El populismo y la demagogia normalmente van de la mano. El aspirante a caudillo se desplaza por el mismo sendero, acechando de cerca, haciendo sombra a la espera del momento oportuno para asaltarlos por sorpresa en algún recodo del camino, apropiarse de ellos y formar una sola entidad que se nutrirá de dos fuentes: la ignorancia y la apatía.
El filósofo español Fernando Savater dijo alguna vez: “El populismo es la democracia de los ignorantes. A veces sirve para sublevar contra problemas reales, pero no para solucionarlos. Busca revancha, pero no reforma”.
La turbiedad de la atmósfera política que impera en buena parte del continente americano, incluida esa gran nación que algunos despistados, iletrados y ciertamente soberbios, llaman “América”, tiene su origen en los gobiernos que se han formado durante los últimos tiempos, gobiernos liderados por adalides y estrellas del espectáculo, personajes más bien oscuros rodeados siempre por cohortes de seguidores (bufones y coros incluidos), por fanáticos obsecuentes que aplauden sin entender, y, por supuesto, por una larga fila de cómplices y encubridores.
En estos territorios tan fértiles para los populismos, obviamente escasean los verdaderos estadistas, es decir, aquellos políticos formales que sustentan sus planes de gobierno en preceptos ideológicos y directrices de cumplimiento obligatorio, que orientan sus mandatos de forma efectiva hacia el bien común y el desarrollo de la población. Pululan, en cambio, los vendedores de humo, los alquimistas, los fantoches, los actores y bailarines, los bravucones y vocingleros, los seductores que engañan a las audiencias con fórmulas mágicas, dádivas y limosnas, con ofertas imposibles que, más temprano que tarde, provocarán la demolición moral, económica e institucional de los Estados.
A nadie debe sorprender que estas naciones infestadas de populismos caudillistas han sido históricamente las que menos presupuesto dedican a la educación y a la cultura, y, en muchos casos, las que han tenido los índices más pobres de lectura en toda la región. Mientras esos porcentajes no cambien, la realidad de todos tampoco cambiará de forma sustancial.

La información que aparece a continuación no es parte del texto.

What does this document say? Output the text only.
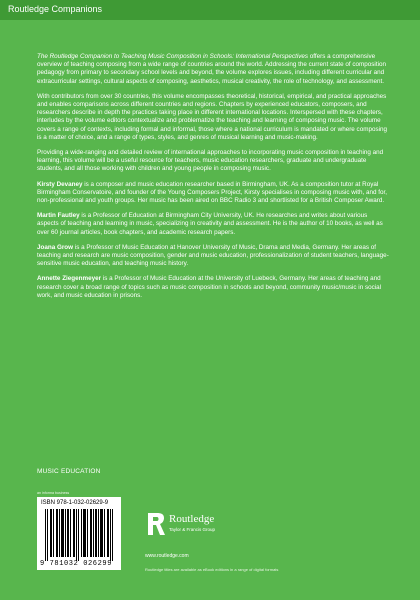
Routledge Companions

The Routledge Companion to Teaching Music Composition in Schools: International Perspectives offers a comprehensive overview of teaching composing from a wide range of countries around the world. Addressing the current state of composition pedagogy from primary to secondary school levels and beyond, the volume explores issues, including different curricular and extracurricular settings, cultural aspects of composing, aesthetics, musical creativity, the role of technology, and assessment.

With contributors from over 30 countries, this volume encompasses theoretical, historical, empirical, and practical approaches and enables comparisons across different countries and regions. Chapters by experienced educators, composers, and researchers describe in depth the practices taking place in different international locations. Interspersed with these chapters, interludes by the volume editors contextualize and problematize the teaching and learning of composing music. The volume covers a range of contexts, including formal and informal, those where a national curriculum is mandated or where composing is a matter of choice, and a range of types, styles, and genres of musical learning and music-making.

Providing a wide-ranging and detailed review of international approaches to incorporating music composition in teaching and learning, this volume will be a useful resource for teachers, music education researchers, graduate and undergraduate students, and all those working with children and young people in composing music.

Kirsty Devaney is a composer and music education researcher based in Birmingham, UK. As a composition tutor at Royal Birmingham Conservatoire, and founder of the Young Composers Project, Kirsty specialises in composing music with, and for, non-professional and youth groups. Her music has been aired on BBC Radio 3 and shortlisted for a British Composer Award.

Martin Fautley is a Professor of Education at Birmingham City University, UK. He researches and writes about various aspects of teaching and learning in music, specializing in creativity and assessment. He is the author of 10 books, as well as over 60 journal articles, book chapters, and academic research papers.

Joana Grow is a Professor of Music Education at Hanover University of Music, Drama and Media, Germany. Her areas of teaching and research are music composition, gender and music education, professionalization of student teachers, language-sensitive music education, and teaching music history.

Annette Ziegenmeyer is a Professor of Music Education at the University of Luebeck, Germany. Her areas of teaching and research cover a broad range of topics such as music composition in schools and beyond, community music/music in social work, and music education in prisons.

MUSIC EDUCATION
an informa business
ISBN 978-1-032-02629-9
9 781032 026299
Routledge
Taylor & Francis Group
www.routledge.com
Routledge titles are available as eBook editions in a range of digital formats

La consolidación de una democracia, aún con sus imperfecciones, pasa necesariamente por un cambio educativo y cultural que forme ciudadanos dispuestos a cuestionar, debatir, refutar y pensar por sí mismos, sin adoctrinamientos de ningún tipo, sin la apatía que hoy nos contagia a todos los que vemos la política como una práctica abominable, vengativa, sucia, corrupta y maltrecha.
Las revoluciones auténticas, las que persiguen la consolidación de los derechos humanos, el desarrollo de los individuos, la libertad de expresión, la participación plena de los ciudadanos, la oposición frontal pero respetuosa, y la crítica positiva, germinan en las aulas y brotan de los libros, esos espacios que en los últimos tiempos han resultado tan incómodos para los populismos demagogos y sus caudillos.